Folha de S. Paulo
Melhor presidente que o Brasil não teve,
mineiro era domador de crises e campeão da conciliação, mas nunca acima da
ética e dos interesses nacionais
Tive o privilégio de ser amigo, confidente e
auxiliar de Tancredo
Neves, o melhor presidente que o Brasil não teve. De pelejar a seu lado no
governo de Minas Gerais, na campanha das Diretas Já para
presidente da República e na campanha presidencial de 1984-85.
Íntegro, arguto, culto, espirituoso, hábil. O
adversário José Bonifácio Lafayette de Andrada, o advogado e político Zezinho
Bonifácio, dizia que Tancredo era capaz de tirar as meias sem arrancar os
sapatos. Um domador de crises, campeão da conciliação, mas nunca acima de seus
princípios ético-políticos e dos interesses do Brasil.

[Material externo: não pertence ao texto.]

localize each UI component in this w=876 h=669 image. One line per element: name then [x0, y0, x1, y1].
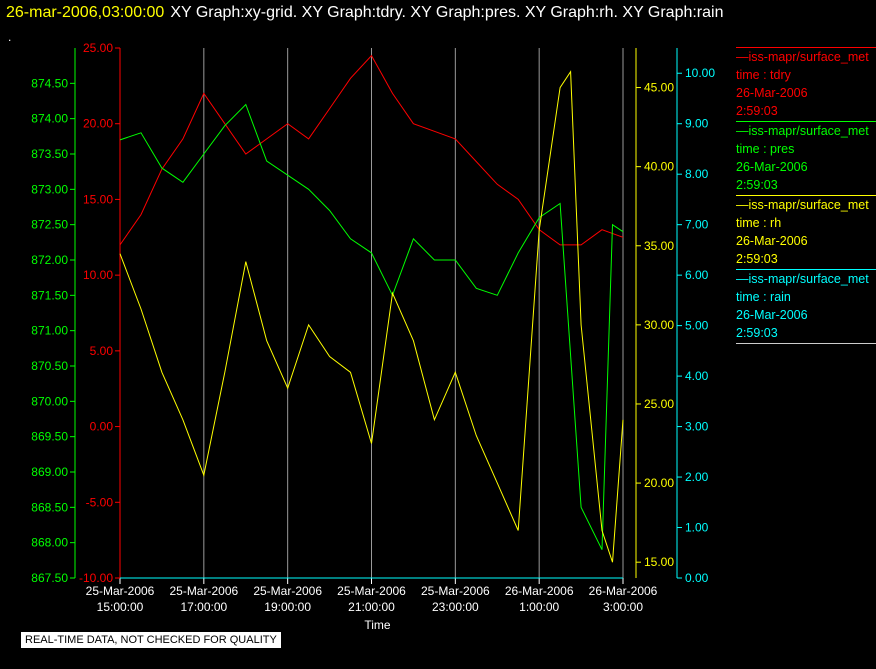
legend-date: 26-Mar-2006 — [736, 308, 808, 322]
pres-tick-label: 869.50 — [31, 430, 68, 444]
pres-tick-label: 874.50 — [31, 76, 68, 90]
rh-tick-label: 20.00 — [644, 476, 674, 490]
pres-tick-label: 872.50 — [31, 218, 68, 232]
pres-tick-label: 874.00 — [31, 112, 68, 126]
legend-date: 26-Mar-2006 — [736, 86, 808, 100]
tdry-tick-label: -10.00 — [79, 571, 113, 585]
tdry-tick-label: 15.00 — [83, 192, 113, 206]
rain-tick-label: 6.00 — [685, 268, 709, 282]
tdry-tick-label: 20.00 — [83, 117, 113, 131]
rain-tick-label: 3.00 — [685, 420, 709, 434]
pres-tick-label: 871.50 — [31, 288, 68, 302]
x-tick-label-time: 21:00:00 — [348, 600, 395, 614]
tdry-tick-label: 25.00 — [83, 41, 113, 55]
legend-separator — [736, 121, 876, 122]
rh-tick-label: 40.00 — [644, 160, 674, 174]
x-axis-label: Time — [364, 618, 391, 632]
legend-series-name: —iss-mapr/surface_met — [736, 198, 869, 212]
rh-tick-label: 15.00 — [644, 555, 674, 569]
legend-time: 2:59:03 — [736, 326, 778, 340]
x-tick-label-date: 25-Mar-2006 — [169, 584, 238, 598]
tdry-tick-label: 10.00 — [83, 268, 113, 282]
rain-tick-label: 8.00 — [685, 167, 709, 181]
pres-tick-label: 872.00 — [31, 253, 68, 267]
rh-tick-label: 30.00 — [644, 318, 674, 332]
rain-tick-label: 2.00 — [685, 470, 709, 484]
legend-field: time : rh — [736, 216, 782, 230]
pres-tick-label: 873.50 — [31, 147, 68, 161]
x-tick-label-time: 17:00:00 — [180, 600, 227, 614]
pres-tick-label: 873.00 — [31, 182, 68, 196]
legend-field: time : tdry — [736, 68, 791, 82]
x-tick-label-time: 19:00:00 — [264, 600, 311, 614]
legend-separator — [736, 343, 876, 344]
x-tick-label-time: 1:00:00 — [519, 600, 559, 614]
pres-tick-label: 867.50 — [31, 571, 68, 585]
title-graphs: XY Graph:xy-grid. XY Graph:tdry. XY Grap… — [170, 4, 724, 21]
series-rh-line — [119, 70, 624, 563]
pres-tick-label: 871.00 — [31, 324, 68, 338]
quality-notice: REAL-TIME DATA, NOT CHECKED FOR QUALITY — [20, 631, 282, 649]
pres-tick-label: 868.50 — [31, 500, 68, 514]
legend-separator — [736, 195, 876, 196]
legend-time: 2:59:03 — [736, 252, 778, 266]
legend-series-name: —iss-mapr/surface_met — [736, 50, 869, 64]
rh-tick-label: 25.00 — [644, 397, 674, 411]
legend-separator — [736, 269, 876, 270]
x-tick-label-date: 25-Mar-2006 — [253, 584, 322, 598]
pres-tick-label: 870.50 — [31, 359, 68, 373]
x-tick-label-time: 23:00:00 — [432, 600, 479, 614]
rain-tick-label: 1.00 — [685, 521, 709, 535]
rain-tick-label: 9.00 — [685, 117, 709, 131]
legend-date: 26-Mar-2006 — [736, 234, 808, 248]
x-tick-label-date: 25-Mar-2006 — [421, 584, 490, 598]
rh-tick-label: 45.00 — [644, 81, 674, 95]
x-tick-label-date: 26-Mar-2006 — [589, 584, 658, 598]
legend-field: time : rain — [736, 290, 791, 304]
rain-tick-label: 10.00 — [685, 66, 715, 80]
legend-series-name: —iss-mapr/surface_met — [736, 272, 869, 286]
x-tick-label-date: 26-Mar-2006 — [505, 584, 574, 598]
x-tick-label-time: 15:00:00 — [97, 600, 144, 614]
rain-tick-label: 5.00 — [685, 319, 709, 333]
legend-time: 2:59:03 — [736, 178, 778, 192]
x-tick-label-time: 3:00:00 — [603, 600, 643, 614]
status-dot: . — [8, 30, 12, 44]
title-time: 26-mar-2006,03:00:00 — [6, 4, 165, 21]
rain-tick-label: 4.00 — [685, 369, 709, 383]
legend-date: 26-Mar-2006 — [736, 160, 808, 174]
x-tick-label-date: 25-Mar-2006 — [86, 584, 155, 598]
legend-time: 2:59:03 — [736, 104, 778, 118]
legend-separator — [736, 47, 876, 48]
rain-tick-label: 0.00 — [685, 571, 709, 585]
legend-field: time : pres — [736, 142, 795, 156]
rain-tick-label: 7.00 — [685, 218, 709, 232]
tdry-tick-label: 5.00 — [90, 344, 114, 358]
tdry-tick-label: -5.00 — [86, 495, 114, 509]
pres-tick-label: 869.00 — [31, 465, 68, 479]
pres-tick-label: 870.00 — [31, 394, 68, 408]
rh-tick-label: 35.00 — [644, 239, 674, 253]
graph-title: 26-mar-2006,03:00:00 XY Graph:xy-grid. XY… — [6, 2, 723, 24]
legend-series-name: —iss-mapr/surface_met — [736, 124, 869, 138]
legend: —iss-mapr/surface_met time : tdry 26-Mar-2… — [736, 46, 876, 344]
x-tick-label-date: 25-Mar-2006 — [337, 584, 406, 598]
series-pres-line — [119, 103, 624, 550]
pres-tick-label: 868.00 — [31, 536, 68, 550]
tdry-tick-label: 0.00 — [90, 420, 114, 434]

"A esperança é o único patrimônio dos
deserdados, e é a ela que recorrem as nações ao ressurgirem dos desastres
históricos."
Em agosto de 1984, aos 74 anos, Tancredo Neves troca o conforto do governo de Minas pela candidatura presidencial, que, sabíamos, sujeita a graves riscos. "Temos de fazer a transição com os militares, não contra eles", dizia. Conseguiu. Sem tiro nem sangue, comandou a construção da ponte da ditadura para a democracia e depois morreu por ela.

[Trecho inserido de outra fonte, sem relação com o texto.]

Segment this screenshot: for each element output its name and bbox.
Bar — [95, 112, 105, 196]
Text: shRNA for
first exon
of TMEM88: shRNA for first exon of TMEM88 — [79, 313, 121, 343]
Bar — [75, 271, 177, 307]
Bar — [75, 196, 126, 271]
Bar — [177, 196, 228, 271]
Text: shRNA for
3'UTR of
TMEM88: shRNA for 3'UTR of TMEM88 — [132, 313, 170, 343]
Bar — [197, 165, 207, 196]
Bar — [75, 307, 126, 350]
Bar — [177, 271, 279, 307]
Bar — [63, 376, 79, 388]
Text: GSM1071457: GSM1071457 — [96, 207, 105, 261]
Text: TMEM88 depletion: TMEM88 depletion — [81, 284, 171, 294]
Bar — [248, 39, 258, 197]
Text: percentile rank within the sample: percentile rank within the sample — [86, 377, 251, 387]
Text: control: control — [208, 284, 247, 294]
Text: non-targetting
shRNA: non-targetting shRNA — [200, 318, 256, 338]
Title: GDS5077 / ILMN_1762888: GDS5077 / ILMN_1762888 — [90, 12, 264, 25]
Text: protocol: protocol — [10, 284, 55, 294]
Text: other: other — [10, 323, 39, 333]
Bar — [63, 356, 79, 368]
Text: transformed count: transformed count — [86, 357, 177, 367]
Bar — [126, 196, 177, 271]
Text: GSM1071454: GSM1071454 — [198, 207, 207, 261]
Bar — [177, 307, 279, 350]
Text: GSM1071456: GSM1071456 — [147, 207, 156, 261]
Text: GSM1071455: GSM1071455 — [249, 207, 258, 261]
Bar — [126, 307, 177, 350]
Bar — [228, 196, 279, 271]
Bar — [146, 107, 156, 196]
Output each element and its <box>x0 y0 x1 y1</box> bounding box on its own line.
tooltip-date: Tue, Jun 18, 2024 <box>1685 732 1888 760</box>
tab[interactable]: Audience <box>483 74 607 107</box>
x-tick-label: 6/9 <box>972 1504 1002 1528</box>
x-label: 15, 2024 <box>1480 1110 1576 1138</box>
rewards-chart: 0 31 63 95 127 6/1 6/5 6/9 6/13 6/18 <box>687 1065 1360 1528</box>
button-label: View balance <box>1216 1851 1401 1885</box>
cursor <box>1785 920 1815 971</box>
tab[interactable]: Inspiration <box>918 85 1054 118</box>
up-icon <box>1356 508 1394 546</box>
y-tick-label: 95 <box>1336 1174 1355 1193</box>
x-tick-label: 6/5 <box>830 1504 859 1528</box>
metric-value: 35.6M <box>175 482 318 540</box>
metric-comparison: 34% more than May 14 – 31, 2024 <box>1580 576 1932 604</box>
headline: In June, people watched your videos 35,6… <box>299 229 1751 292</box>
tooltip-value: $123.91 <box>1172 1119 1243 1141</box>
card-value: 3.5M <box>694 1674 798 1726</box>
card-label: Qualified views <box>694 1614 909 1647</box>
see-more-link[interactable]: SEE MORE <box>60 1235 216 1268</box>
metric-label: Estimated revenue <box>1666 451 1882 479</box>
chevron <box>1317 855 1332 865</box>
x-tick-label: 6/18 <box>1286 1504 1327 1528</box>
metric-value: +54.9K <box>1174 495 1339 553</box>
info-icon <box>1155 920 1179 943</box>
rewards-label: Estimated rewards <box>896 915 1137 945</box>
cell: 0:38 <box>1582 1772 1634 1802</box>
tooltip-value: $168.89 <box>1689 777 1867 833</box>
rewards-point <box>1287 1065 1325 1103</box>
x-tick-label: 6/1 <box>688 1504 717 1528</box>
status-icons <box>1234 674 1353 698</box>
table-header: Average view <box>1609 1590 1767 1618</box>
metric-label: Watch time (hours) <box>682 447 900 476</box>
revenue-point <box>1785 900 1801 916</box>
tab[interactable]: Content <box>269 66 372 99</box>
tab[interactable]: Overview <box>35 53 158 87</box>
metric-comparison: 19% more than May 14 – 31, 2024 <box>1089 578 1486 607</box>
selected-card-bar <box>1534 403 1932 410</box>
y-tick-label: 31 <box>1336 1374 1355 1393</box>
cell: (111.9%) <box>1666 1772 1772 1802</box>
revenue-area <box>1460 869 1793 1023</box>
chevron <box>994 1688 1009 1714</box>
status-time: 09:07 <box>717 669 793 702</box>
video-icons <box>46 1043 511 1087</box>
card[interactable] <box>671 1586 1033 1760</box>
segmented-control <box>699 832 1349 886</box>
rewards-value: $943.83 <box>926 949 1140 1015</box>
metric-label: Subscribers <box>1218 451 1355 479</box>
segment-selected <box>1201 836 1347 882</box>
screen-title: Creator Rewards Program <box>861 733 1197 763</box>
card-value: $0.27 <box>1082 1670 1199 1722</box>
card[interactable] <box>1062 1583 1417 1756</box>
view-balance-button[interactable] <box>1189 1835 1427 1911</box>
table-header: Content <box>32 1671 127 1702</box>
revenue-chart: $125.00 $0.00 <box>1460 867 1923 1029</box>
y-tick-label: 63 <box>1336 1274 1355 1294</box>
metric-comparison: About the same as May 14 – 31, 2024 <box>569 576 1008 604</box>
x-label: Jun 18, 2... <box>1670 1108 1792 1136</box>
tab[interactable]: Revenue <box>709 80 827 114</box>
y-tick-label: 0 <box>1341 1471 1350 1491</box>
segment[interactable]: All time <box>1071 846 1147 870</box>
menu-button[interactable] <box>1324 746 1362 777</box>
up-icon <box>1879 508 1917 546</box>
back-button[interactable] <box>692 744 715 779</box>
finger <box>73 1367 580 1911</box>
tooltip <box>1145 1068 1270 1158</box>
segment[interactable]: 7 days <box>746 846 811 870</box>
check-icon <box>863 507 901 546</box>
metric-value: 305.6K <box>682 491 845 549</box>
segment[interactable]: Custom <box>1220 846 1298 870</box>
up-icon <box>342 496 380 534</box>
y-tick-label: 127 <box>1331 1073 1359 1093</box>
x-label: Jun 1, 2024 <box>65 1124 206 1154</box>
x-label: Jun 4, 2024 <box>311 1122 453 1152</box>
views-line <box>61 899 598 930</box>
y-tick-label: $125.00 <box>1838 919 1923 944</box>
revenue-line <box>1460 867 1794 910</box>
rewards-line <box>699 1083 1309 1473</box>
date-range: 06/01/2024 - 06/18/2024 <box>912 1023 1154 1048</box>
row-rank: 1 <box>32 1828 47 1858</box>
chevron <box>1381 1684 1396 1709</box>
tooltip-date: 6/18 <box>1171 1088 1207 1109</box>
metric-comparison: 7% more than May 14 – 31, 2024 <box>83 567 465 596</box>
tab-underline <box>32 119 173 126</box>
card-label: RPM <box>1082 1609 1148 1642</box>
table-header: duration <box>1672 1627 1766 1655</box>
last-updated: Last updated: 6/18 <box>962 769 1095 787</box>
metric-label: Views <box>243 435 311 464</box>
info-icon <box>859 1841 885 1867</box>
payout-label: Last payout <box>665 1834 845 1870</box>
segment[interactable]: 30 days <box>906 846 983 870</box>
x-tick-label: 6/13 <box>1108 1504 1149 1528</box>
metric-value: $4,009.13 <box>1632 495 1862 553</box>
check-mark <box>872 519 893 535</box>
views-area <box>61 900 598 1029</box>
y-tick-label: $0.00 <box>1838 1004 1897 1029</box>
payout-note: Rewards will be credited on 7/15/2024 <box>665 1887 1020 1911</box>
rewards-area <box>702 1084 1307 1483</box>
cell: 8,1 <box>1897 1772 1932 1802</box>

Na noite de 14 para 15 de março de 1985,
mesmo diante de melindrosa cirurgia considerada urgentíssima pelos médicos,
negou-se a autorizar o procedimento até que o sobrinho Francisco Dornelles,
depois de contato com a cúpula do governo, lhe garantiu que o presidente João
Figueiredo, desafeto de seu vice, José Sarney,
lhe passaria o cargo. Temia uma crise político-militar de desfecho imprevisível
para a nação.
Tancredo partiu
no dia 21 de abril de 1985, em São Paulo, depois de sete cirurgias em 38
dias de frustração devastadora e medonho sofrimento físico. "Eu não
merecia isso", afirmou.
Coube-me, como governador do Distrito
Federal, receber o corpo na Base Aérea de Brasília e acompanhá-lo até o Palácio
do Planalto. Coração apertado, chorando, segui o carro de combate Urutu, do
Exército, que conduziu o caixão até a sede do Executivo. Ao longo de todo o
trajeto, uma multidão em lágrimas, uma das maiores da história de Brasília.

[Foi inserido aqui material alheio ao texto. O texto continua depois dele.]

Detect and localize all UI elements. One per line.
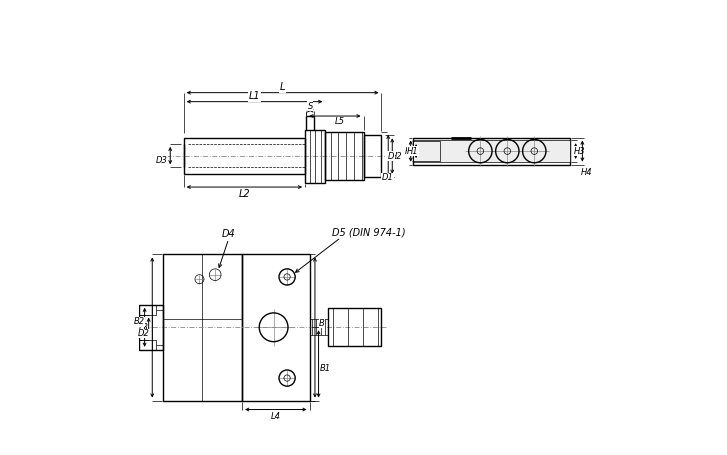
Bar bbox=[139, 305, 156, 315]
Text: B: B bbox=[319, 318, 325, 328]
Text: L: L bbox=[280, 82, 285, 92]
Text: L4: L4 bbox=[271, 412, 281, 421]
Bar bbox=[328, 308, 382, 346]
Bar bbox=[139, 305, 164, 350]
Bar bbox=[139, 340, 156, 350]
Text: L2: L2 bbox=[238, 189, 250, 199]
Bar bbox=[413, 137, 570, 165]
Text: D2: D2 bbox=[138, 329, 150, 338]
Text: H3: H3 bbox=[574, 147, 585, 156]
Bar bbox=[310, 319, 328, 335]
Bar bbox=[242, 254, 310, 400]
Bar bbox=[364, 136, 382, 177]
Text: H2: H2 bbox=[391, 152, 403, 161]
Text: H4: H4 bbox=[581, 168, 593, 177]
Text: H1: H1 bbox=[407, 147, 419, 156]
Bar bbox=[413, 140, 570, 162]
Bar bbox=[413, 141, 440, 161]
Text: L5: L5 bbox=[334, 117, 345, 126]
Bar bbox=[325, 132, 364, 180]
Text: S: S bbox=[308, 101, 313, 111]
Text: D: D bbox=[387, 152, 394, 161]
Text: B1: B1 bbox=[320, 364, 332, 373]
Text: B2: B2 bbox=[134, 318, 145, 326]
Text: D4: D4 bbox=[222, 229, 236, 239]
Text: H: H bbox=[404, 147, 411, 156]
Text: D5 (DIN 974-1): D5 (DIN 974-1) bbox=[332, 228, 406, 238]
Bar bbox=[184, 137, 305, 173]
Text: D1: D1 bbox=[382, 173, 393, 182]
Bar bbox=[305, 130, 325, 182]
Text: L1: L1 bbox=[249, 91, 260, 101]
Text: L3: L3 bbox=[139, 323, 149, 332]
Bar bbox=[164, 254, 242, 400]
Bar bbox=[139, 305, 152, 350]
Text: D3: D3 bbox=[156, 156, 167, 165]
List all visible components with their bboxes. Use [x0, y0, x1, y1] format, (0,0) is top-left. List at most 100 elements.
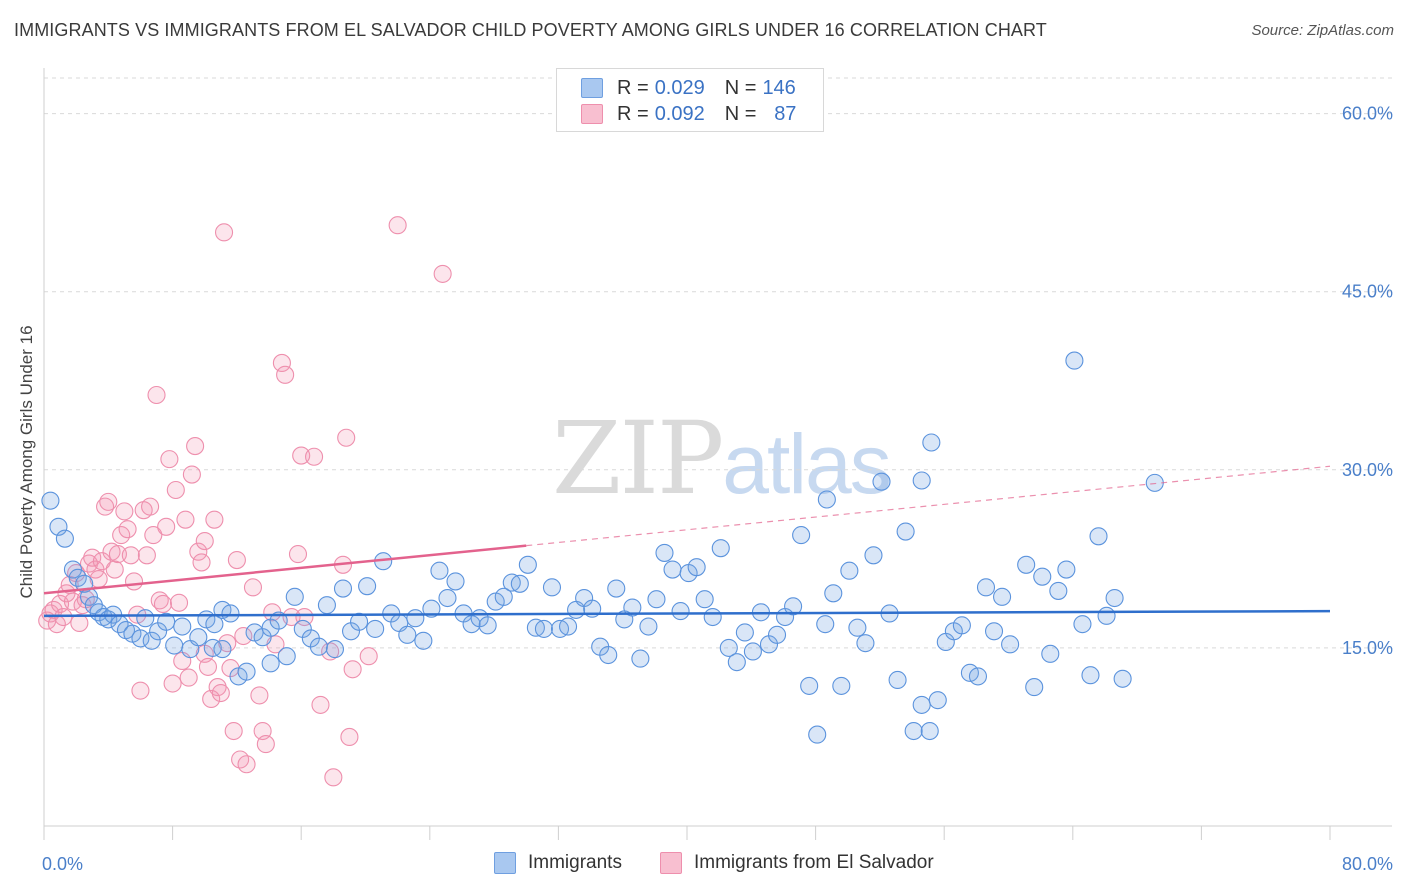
immigrants-point-81 [655, 543, 674, 562]
legend-r-label: R = [617, 102, 649, 125]
immigrants-point-87 [703, 607, 722, 627]
el-salvador-point-62 [237, 755, 256, 774]
immigrants-point-66 [534, 619, 553, 638]
el-salvador-point-76 [311, 695, 330, 714]
immigrants-point-99 [800, 676, 819, 695]
bottom-legend-label-el-salvador: Immigrants from El Salvador [694, 852, 934, 873]
immigrants-point-129 [1049, 581, 1068, 600]
immigrants-point-101 [816, 615, 835, 634]
immigrants-point-44 [358, 577, 377, 596]
legend-r-value: 0.029 [654, 76, 705, 99]
bottom-legend-swatch-el-salvador [660, 852, 682, 874]
el-salvador-point-21 [105, 560, 124, 579]
immigrants-point-16 [136, 609, 155, 628]
immigrants-point-50 [406, 609, 425, 628]
immigrants-point-134 [1089, 527, 1108, 546]
el-salvador-point-38 [160, 450, 179, 469]
immigrants-point-80 [647, 590, 666, 609]
el-salvador-point-41 [169, 593, 189, 612]
el-salvador-point-24 [115, 502, 134, 521]
immigrants-point-98 [792, 526, 811, 545]
immigrants-point-143 [261, 654, 280, 673]
el-salvador-point-75 [305, 447, 324, 466]
legend-n-label: N = [724, 76, 757, 99]
legend-row-el-salvador: R = 0.092 N = 87 [581, 103, 796, 125]
el-salvador-point-32 [141, 497, 160, 516]
immigrants-point-29 [237, 662, 256, 681]
immigrants-point-107 [864, 546, 883, 565]
el-salvador-point-73 [292, 446, 311, 465]
immigrants-point-59 [478, 616, 497, 635]
immigrants-point-82 [663, 560, 682, 579]
el-salvador-point-45 [182, 465, 201, 484]
immigrants-point-112 [904, 721, 923, 741]
el-salvador-point-22 [108, 545, 127, 564]
immigrants-point-113 [912, 695, 931, 714]
immigrants-point-83 [671, 602, 690, 621]
immigrants-point-67 [542, 578, 562, 597]
el-salvador-point-84 [388, 216, 407, 235]
immigrants-point-141 [912, 471, 931, 490]
immigrants-point-124 [1001, 635, 1020, 654]
bottom-legend-swatch-immigrants [494, 852, 516, 874]
immigrants-point-108 [872, 472, 891, 491]
legend-r-label: R = [617, 76, 649, 99]
immigrants-point-106 [856, 634, 875, 653]
trend-line-immigrants [43, 609, 1331, 618]
legend-n-value: 87 [774, 102, 797, 125]
bottom-legend-el-salvador: Immigrants from El Salvador [660, 852, 934, 874]
immigrants-point-91 [735, 623, 754, 642]
el-salvador-point-61 [234, 626, 253, 646]
immigrants-point-103 [832, 676, 851, 695]
el-salvador-point-52 [205, 510, 224, 529]
immigrants-point-90 [727, 653, 746, 672]
immigrants-point-95 [767, 625, 787, 644]
immigrants-point-51 [414, 631, 433, 650]
el-salvador-point-47 [189, 542, 208, 561]
el-salvador-point-77 [321, 642, 340, 661]
immigrants-point-136 [1105, 588, 1124, 608]
el-salvador-point-69 [272, 353, 291, 373]
y-tick-label: 15.0% [1342, 638, 1393, 658]
el-salvador-point-25 [118, 520, 137, 539]
el-salvador-point-86 [195, 531, 214, 551]
el-salvador-point-26 [121, 546, 140, 565]
el-salvador-point-31 [137, 546, 156, 565]
immigrants-point-139 [817, 490, 836, 509]
el-salvador-point-43 [176, 510, 195, 529]
grid-lines [44, 77, 1392, 649]
el-salvador-point-53 [208, 678, 227, 697]
el-salvador-point-83 [340, 727, 359, 747]
y-tick-label: 30.0% [1342, 460, 1393, 480]
el-salvador-point-48 [192, 553, 211, 572]
immigrants-point-23 [189, 628, 208, 647]
immigrants-point-132 [1073, 615, 1092, 634]
immigrants-point-34 [277, 647, 296, 666]
watermark-atlas: atlas [722, 417, 891, 511]
el-salvador-point-85 [433, 264, 452, 283]
el-salvador-point-10 [70, 613, 89, 633]
x-tick-labels: 0.0% 80.0% [42, 854, 1393, 874]
el-salvador-point-14 [83, 548, 102, 567]
el-salvador-point-17 [92, 552, 111, 571]
el-salvador-point-81 [343, 660, 362, 679]
immigrants-point-122 [984, 622, 1004, 641]
immigrants-point-53 [430, 561, 449, 580]
series-el-salvador-points [38, 216, 452, 787]
immigrants-point-123 [993, 587, 1012, 606]
immigrants-point-39 [317, 596, 336, 615]
immigrants-point-88 [711, 539, 730, 558]
el-salvador-point-55 [214, 223, 234, 242]
immigrants-point-35 [285, 587, 304, 606]
immigrants-point-3 [63, 560, 82, 579]
immigrants-point-97 [784, 597, 803, 616]
el-salvador-point-80 [337, 428, 356, 447]
trend-lines [43, 465, 1331, 618]
immigrants-point-1 [49, 517, 68, 536]
el-salvador-point-59 [227, 550, 246, 570]
legend-r-value: 0.092 [654, 102, 705, 125]
legend-swatch-immigrants [581, 78, 603, 98]
immigrants-point-128 [1041, 644, 1060, 663]
legend-swatch-el-salvador [581, 104, 603, 124]
el-salvador-point-78 [324, 768, 343, 787]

No dia seguinte, Belo Horizonte. E, na noite
fria de 24 de abril, o sepultamento no Cemitério da Ordem Terceira de São
Francisco de Assis, em sua tão amada São
João del-Rei (MG).
Voltei para Brasília arrasado, frase de Guimarães
Rosa martelando na cabeça: "O que tem de ser tem muita
força". Que seria da Nova República e do Brasil sem ele? Sem o seu enorme
capital político? Sem sua genialidade política e administrativa? Do ministro
Roberto Gusmão: "O maestro foi embora e levou a partitura".
Ulysses
Guimarães: "Tancredo foi um bruxo, ninguém resistia a sua
sedução". Senador e governador Pedro Simon: "Eu não tenho nenhuma
dúvida: o doutor Tancredo se imolou pela pátria".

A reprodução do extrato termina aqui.